Eyes, she’d quickly discovered, that never missed a pretty face—and some not so pretty ones, too.
Within a year of Josh’s birth, Buck had taken off, bored with Eden, bored with pumping gas and fixing carburetors at the Exxon station, bored with her. So she’d come to work for Max, waiting on tables and struggling to make enough to support herself and Josh.
And then, a year and a half ago, she’d run into Charlie Decker for the first time since high school, and thought her problems were over. Charlie had flattered her, told her she didn’t look any different than when she’d been the homecoming queen nine years earlier. He promised to take her and Josh to San Francisco as soon as a deal he was working on came through.
They’d made plans to get married, and when she’d become pregnant, Brenda hadn’t worried at all.
Until she’d called Charlie in San Francisco to tell him the good news, and a woman had answered the phone.
A woman who turned out to be Mrs. Charlie Decker. The woman who had occupied the position for six years.
And who told her that if she wanted Charlie, she was welcome to him, because Brenda was the third goddamn tramp who’d called in the last year, wondering when that no-good son of a bitch was going to come and get her.
Shaking, Brenda had hung up the phone and put Charlie Decker out of her mind. No point in even telling him about her pregnancy. When Melinda was born,
she’d given the little girl Buck MacCallum’s last name, figuring if it was good enough for herself and Josh, it couldn’t hurt Melinda, either.
But that was when the ends had finally stopped meeting, and she’d had to go on food stamps to keep their stomachs full.
The sound of Annette’s voice broke through her reverie just as she was putting the last of the order down in front of her old schoolmates. “What’s wrong with you, Brenda?” Annette was demanding. “Can’t you hear me? It’s Arnold Hodgkins, and he says he has to talk to you now!”
The three women at the table glanced inquiringly at her. Brenda’s heart sank. No, she told herself as she started toward the phone. Not yet. Not the first day. Please? But her heart sank further as she heard the school principal’s voice on the phone.

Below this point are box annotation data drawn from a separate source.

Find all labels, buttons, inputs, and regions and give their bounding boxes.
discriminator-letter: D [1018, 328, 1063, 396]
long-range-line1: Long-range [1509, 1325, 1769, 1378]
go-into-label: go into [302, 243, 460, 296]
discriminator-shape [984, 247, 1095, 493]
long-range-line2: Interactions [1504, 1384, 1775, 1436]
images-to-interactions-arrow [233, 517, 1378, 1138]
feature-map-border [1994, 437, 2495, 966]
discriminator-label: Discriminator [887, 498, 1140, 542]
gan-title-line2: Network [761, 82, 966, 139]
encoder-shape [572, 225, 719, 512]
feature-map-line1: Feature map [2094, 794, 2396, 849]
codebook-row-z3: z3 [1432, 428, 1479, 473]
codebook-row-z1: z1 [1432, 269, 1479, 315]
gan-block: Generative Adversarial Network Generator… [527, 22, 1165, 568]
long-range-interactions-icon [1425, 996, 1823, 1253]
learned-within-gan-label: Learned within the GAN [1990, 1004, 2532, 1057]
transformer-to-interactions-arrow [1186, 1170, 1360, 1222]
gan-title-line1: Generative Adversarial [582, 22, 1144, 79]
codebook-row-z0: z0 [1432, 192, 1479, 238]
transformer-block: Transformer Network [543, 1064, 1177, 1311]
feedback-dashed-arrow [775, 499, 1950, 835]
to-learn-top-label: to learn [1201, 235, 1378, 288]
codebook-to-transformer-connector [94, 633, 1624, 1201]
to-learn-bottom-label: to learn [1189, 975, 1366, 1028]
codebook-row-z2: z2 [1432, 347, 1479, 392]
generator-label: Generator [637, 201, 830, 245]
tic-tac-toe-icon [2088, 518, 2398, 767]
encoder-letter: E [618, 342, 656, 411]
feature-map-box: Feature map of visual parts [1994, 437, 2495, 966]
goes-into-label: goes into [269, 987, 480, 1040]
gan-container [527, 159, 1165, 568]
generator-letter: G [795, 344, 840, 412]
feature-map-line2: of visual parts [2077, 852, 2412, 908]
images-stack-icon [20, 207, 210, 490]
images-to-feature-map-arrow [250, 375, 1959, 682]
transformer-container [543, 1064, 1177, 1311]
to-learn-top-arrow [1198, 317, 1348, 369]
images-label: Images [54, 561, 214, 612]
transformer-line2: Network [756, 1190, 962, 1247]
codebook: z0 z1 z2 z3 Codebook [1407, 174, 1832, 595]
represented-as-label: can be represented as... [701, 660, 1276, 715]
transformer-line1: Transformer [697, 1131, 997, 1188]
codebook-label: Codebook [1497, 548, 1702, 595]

“Hello, Mrs. MacCallum.” The three words were freighted with a note of tired resignation that told her the whole story.
“Oh, Lord,” she sighed. “What’s Josh done this time?”
“He started a fight in the cafeteria,” Arnold Hodgkins replied. “He claims it wasn’t his fault, that he was just sitting there reading a book, and that everyone else was picking on him.”
“And the rest of them say he just freaked out,” Brenda finished for him, already knowing what was coming. She’d hoped that after the trouble last year, it would be over with, that by following the school’s recommendation to skip Josh into the next class, he’d be challenged enough to stop relieving his boredom in the classroom with constant troublemaking and displays of temper. Well, so much for that hope.
“I think you’d better come down here,” Hodgkins was saying. “He’s not talking at all, and he’s refusing to go back to class.”
Brenda scanned the packed tables of the café, then noted the time once more. She could see Max glowering at her from the kitchen. Catching her eye, he nodded meaningfully at the orders that were piling up beneath the lights in the pass-through.
She weighed her options, then made up her mind.
“Mr. Hodgkins, I can’t come right now. It’s the middle of the lunch hour rush, and one of the other girls didn’t come in. Max is already glaring at me, and if I take off, he’ll fire me. Can’t you put him in the library or something? Just for an hour?” Her voice had taken on a plaintive note, and she instinctively turned away from the dining area and the eyes of the women who had once been her friends.